Я высовываю язык, чтобы доказать ему свою правоту, и опускаюсь обратно в
маленькую кабинку.
«Может, поговорим о чем-нибудь другом? Мне надоело говорить о чертовом Киане
Уокере. Давай просто насладимся вечером и выпьем эти старые скучные стаканы
воды за нашу первую совместную гонку в чемпионате?»
Он прижимает свой стакан к моему, и мир встает на свои места. Вот как я
представлял себе это, когда мы с Джо были малышами и гонки высшего класса
были лишь одной большой мечтой. А теперь посмотрите на нас. Мы добились
своего.
Йоханнес провожает меня обратно в комнату, и тут же наше блаженство лопается
при виде очень разъяренного Киана, скрывающегося за дверью моей комнаты.
Он устало смотрит на Йоханнеса. «Йоханнес», - он кивает.
«Киан», - Йоханнес хлопает меня по плечу, подталкивая к моему новому товарищу
по команде. «Он весь твой».
«Предатель», - бормочу я себе под нос, пока Йоханнес возвращается к лифту и
направляется на свой этаж.
«Какого черта, Харпер?»
«Какого черта, Харпер что?»
Я знаю, зачем он здесь, но сейчас я расслаблен и не могу сдержаться.

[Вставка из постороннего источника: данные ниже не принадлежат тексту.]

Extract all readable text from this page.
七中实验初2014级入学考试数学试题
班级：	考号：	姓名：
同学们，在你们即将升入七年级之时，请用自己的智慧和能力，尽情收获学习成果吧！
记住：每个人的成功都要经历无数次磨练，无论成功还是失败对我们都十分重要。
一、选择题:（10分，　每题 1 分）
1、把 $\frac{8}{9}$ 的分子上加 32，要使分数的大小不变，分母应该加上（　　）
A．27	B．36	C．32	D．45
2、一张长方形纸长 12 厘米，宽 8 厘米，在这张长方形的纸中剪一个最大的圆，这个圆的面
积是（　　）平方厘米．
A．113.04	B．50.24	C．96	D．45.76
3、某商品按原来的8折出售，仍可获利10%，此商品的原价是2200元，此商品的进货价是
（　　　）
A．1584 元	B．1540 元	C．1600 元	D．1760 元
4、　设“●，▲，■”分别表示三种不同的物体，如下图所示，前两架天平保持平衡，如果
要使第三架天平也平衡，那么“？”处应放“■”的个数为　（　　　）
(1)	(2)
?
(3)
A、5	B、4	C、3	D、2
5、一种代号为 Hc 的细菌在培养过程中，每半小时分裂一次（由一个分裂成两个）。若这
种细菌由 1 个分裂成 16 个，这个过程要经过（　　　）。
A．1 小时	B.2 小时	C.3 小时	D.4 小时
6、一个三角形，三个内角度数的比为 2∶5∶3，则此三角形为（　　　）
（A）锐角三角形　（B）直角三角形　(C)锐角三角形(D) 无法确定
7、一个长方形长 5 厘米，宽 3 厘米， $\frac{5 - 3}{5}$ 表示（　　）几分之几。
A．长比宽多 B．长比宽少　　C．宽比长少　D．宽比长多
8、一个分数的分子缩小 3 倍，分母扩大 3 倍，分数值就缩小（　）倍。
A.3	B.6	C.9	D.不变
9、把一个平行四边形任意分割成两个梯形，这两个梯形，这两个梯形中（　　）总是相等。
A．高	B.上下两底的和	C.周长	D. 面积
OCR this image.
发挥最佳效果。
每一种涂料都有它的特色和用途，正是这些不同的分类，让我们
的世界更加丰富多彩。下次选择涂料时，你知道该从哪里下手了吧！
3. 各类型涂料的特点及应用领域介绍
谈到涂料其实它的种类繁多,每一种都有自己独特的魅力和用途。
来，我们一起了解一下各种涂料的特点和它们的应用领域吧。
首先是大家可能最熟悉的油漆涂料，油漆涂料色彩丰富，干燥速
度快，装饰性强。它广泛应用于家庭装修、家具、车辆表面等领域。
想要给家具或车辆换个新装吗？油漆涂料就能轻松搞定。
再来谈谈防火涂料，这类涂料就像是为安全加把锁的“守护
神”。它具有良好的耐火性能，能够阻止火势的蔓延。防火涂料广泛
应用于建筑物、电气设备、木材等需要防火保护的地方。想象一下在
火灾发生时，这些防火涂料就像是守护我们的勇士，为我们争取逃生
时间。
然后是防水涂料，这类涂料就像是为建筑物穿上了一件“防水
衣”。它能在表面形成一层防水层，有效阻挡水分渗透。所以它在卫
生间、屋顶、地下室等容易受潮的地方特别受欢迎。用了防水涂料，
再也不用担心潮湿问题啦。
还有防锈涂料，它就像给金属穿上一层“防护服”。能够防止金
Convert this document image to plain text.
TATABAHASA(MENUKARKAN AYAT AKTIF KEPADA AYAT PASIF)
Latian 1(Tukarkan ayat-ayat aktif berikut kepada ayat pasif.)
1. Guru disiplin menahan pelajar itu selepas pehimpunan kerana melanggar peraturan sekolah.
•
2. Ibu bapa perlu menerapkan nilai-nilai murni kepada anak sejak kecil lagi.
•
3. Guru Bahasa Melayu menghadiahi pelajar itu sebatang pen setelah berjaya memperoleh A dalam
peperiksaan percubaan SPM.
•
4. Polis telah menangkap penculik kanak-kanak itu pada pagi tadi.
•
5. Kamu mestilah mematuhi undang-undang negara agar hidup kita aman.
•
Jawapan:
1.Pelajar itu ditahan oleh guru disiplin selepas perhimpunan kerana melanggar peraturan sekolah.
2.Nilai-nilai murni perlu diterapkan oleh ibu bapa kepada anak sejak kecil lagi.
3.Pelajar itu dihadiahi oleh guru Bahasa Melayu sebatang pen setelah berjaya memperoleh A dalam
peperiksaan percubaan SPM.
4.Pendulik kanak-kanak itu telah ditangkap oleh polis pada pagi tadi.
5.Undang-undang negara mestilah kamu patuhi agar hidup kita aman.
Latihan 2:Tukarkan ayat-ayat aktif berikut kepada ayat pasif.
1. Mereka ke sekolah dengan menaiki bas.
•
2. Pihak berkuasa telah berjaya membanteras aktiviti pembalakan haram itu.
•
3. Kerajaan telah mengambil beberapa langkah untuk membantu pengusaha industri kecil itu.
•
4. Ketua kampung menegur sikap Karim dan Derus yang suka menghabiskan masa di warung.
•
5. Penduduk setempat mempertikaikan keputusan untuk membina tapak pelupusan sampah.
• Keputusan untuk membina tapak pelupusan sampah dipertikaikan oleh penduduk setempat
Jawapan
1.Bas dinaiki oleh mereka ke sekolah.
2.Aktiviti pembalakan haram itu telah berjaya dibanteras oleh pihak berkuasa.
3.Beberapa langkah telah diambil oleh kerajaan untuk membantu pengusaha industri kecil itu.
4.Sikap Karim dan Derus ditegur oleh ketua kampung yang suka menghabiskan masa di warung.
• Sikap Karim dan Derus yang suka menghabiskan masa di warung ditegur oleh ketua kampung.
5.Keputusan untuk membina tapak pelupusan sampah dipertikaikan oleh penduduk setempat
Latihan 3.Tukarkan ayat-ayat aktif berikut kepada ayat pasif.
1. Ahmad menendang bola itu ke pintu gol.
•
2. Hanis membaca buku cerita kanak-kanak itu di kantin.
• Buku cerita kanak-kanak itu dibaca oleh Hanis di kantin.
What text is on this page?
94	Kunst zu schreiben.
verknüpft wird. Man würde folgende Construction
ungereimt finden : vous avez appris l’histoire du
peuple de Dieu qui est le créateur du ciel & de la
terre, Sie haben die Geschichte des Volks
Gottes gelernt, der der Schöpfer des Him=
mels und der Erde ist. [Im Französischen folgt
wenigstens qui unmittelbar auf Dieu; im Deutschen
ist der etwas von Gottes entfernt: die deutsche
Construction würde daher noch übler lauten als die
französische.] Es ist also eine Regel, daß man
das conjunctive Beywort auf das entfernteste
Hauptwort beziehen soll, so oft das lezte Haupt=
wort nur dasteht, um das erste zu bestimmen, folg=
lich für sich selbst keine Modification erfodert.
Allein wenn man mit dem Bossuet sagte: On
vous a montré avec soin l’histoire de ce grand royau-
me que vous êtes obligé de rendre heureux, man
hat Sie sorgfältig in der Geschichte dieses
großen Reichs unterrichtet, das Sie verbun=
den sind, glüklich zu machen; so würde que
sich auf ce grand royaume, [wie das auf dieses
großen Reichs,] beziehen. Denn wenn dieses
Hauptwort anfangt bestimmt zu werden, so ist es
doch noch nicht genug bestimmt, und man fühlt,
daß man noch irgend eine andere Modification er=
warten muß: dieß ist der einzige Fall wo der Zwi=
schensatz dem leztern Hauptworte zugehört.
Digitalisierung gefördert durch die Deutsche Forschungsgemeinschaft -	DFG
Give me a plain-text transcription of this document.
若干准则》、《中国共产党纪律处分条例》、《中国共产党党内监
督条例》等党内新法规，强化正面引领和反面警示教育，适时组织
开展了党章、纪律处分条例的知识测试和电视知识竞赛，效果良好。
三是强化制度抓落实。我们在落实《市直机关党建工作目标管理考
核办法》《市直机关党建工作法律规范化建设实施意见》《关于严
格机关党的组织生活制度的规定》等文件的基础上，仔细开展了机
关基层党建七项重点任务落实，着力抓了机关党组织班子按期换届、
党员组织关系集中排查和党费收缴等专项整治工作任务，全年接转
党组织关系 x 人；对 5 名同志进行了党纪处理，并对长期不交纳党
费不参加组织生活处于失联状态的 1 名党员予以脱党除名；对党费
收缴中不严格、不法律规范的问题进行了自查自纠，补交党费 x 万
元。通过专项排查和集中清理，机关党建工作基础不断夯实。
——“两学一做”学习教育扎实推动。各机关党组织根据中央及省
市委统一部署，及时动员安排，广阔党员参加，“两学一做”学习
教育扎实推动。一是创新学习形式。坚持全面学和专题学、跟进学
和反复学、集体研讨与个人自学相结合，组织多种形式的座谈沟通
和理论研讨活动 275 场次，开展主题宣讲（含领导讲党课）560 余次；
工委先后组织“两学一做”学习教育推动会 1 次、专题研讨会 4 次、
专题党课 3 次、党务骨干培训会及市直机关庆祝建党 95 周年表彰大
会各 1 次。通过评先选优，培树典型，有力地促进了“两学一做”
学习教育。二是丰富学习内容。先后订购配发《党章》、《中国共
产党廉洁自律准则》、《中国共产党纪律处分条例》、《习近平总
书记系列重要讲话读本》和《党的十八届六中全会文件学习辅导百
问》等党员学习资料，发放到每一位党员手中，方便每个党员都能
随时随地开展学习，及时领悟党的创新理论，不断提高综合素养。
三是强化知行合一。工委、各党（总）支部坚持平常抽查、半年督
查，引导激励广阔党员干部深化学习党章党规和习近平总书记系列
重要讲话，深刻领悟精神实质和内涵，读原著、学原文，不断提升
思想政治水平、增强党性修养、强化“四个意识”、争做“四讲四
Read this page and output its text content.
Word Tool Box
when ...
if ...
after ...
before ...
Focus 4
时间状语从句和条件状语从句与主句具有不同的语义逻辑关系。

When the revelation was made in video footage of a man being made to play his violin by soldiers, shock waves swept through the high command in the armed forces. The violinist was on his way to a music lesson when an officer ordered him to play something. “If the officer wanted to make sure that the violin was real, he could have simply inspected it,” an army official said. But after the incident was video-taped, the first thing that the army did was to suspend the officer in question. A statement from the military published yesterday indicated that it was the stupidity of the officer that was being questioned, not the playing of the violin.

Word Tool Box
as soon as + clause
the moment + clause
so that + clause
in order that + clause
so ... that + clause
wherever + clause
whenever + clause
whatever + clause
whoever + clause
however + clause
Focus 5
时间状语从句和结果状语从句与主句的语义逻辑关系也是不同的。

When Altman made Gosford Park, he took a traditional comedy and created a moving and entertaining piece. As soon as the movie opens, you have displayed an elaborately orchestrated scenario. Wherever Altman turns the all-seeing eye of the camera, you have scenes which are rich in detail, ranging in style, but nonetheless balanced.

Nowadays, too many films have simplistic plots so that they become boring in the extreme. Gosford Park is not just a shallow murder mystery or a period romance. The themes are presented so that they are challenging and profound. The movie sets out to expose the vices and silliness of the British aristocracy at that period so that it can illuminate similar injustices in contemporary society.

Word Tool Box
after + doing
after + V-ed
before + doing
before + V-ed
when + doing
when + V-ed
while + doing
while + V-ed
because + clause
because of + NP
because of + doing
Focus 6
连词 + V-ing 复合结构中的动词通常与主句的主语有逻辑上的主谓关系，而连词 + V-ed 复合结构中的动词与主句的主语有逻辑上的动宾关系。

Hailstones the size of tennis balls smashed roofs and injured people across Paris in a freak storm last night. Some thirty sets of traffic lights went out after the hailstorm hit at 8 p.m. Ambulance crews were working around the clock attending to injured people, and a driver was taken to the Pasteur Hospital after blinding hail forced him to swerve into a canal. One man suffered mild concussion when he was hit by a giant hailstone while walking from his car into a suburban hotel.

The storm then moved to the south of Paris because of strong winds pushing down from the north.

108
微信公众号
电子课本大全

«Ты ничего не воспринимаешь всерьез?» - удивительно, что у него вообще остались
зубы, так как он скрежещет ими, пытаясь сдержать свой нрав. Киан замечает
ухмылку на моем лице, и я знаю, что именно это его и выводит из себя.
«Я не могу понять, думаешь ли ты, что слишком хорош для них, чтобы уволить
тебя, или на самом деле ты просто совершенно глуп».
«Это тренинг для СМИ, Киан. Остынь».
Он фыркнул и покачал головой.
«Не знаю, почему я беспокоюсь. Надеюсь, Джеймс, ты и дальше будешь
продолжать проебываться, потому что тогда Андерс бросит тебя, и я получу
достойного товарища по команде, у которого действительно есть шанс на победу».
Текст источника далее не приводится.